The summons y’all answered is a dangerous one. We’re, meanin’ New Carydam along with most of the other Cities, lookin’ to find an end to the phenomenon we’ve been callin’ The Displacement. Some of y’all might know it as the Blink, the Flicker, Fading, or the dozen or so other names I’ve heard bandied about. Whatever you want to deem the thing, it needs to stop ‘fore the whole damn world as we know it just up and disappears. Or worse.
  That’s where you folks come in. The Free Cities of Marlock has authorized me to offer contracts to interested and qualified parties that wish to engage in this work. Now, qualifications might differ from applicant to applicant, but, in general, we’re lookin’ for three things:
  • You gotta be a competent investigator. We know next to nothin’ about what’s causing this thing, so we need you to figure that out.
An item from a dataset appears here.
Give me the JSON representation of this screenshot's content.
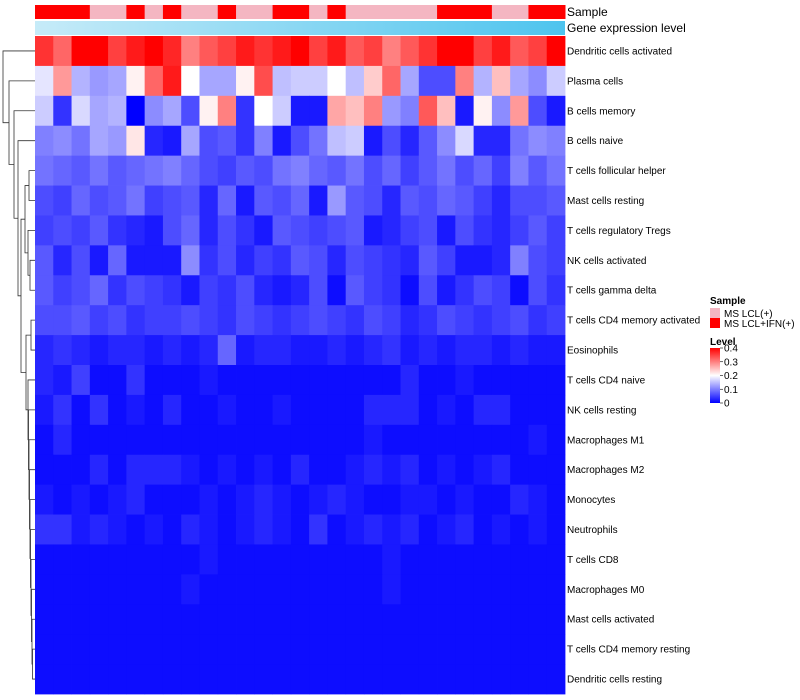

That means cultivatin’ your own clues, doin’ your own digging, and so forth. We’ll help out with that where we’re able, but that’s kinda what we’re paying you to do.
  • You gotta be able to stomach what comes with dangerous work. Did I mention this is dangerous? It is. Some of the stuff that comes blinkin’ through is downright unfriendly, and y’all will need to be able to deal with that. And there’s likely some folks out there that would rather the Displacement keeps on happenin’, seein’ business opportunities in the chaos it creates. Now, we take that view as short sided at best, but workin’ for us may put a target on your back for them.
  • You gotta work well with others.. This ain’t an individual enterprise. If selected, each of y’all will be workin’ in teams. Some y'all have come with your own people—that’s good, saves us the hassle of bundlin’ y’all up. Those of you who fancy yourselves solo entrepreneurs will be placed into teams. Part of this is to make trackin’ each contract a bit easier. And part of this is to help ensure that someone will make it back to us to let us know what’s goin’ on in the untimely event of your demise or Displacement.
That’s basically it. Those three things, in varyin’ capacities, will be required. Well, those and a certain cavalier attitude toward mortal destruction.   Some y’all have kept The Midnight Lady  waitin’ for quite a while now. Here’s hoping she’ll wait on you still.   In terms of compensation, there will be a retainer befittin’ your skills and status.This’ll be offered to the group—and left to them to divvy up however they see fit—at the start of every month, and at the contract signin’, assuming both parties wish to continue the contract. If you do your job well, you can expect that compensation to grow in accordance with our esteem. We reward quality work here in New Carydam. And, it probably goes without saying, but any other goods and services you procure durin’ the course of your duties are yours to keep.   If any of what I’ve said—meanin’ the qualifications or the work itself—gives you pause, then I’d encourage you to take your leave. No hard feelins’, and help yourself to the refreshments on your way out.   Those of you that are interested, head on over and register with Messelum there, and then stick around. We’ll be callin’ you folks in as groups and askin’ a few more questions ‘fore offering you a contract. Any questions, ask them of Messelum, or we can chat more private-like when we get to that stage of your interview.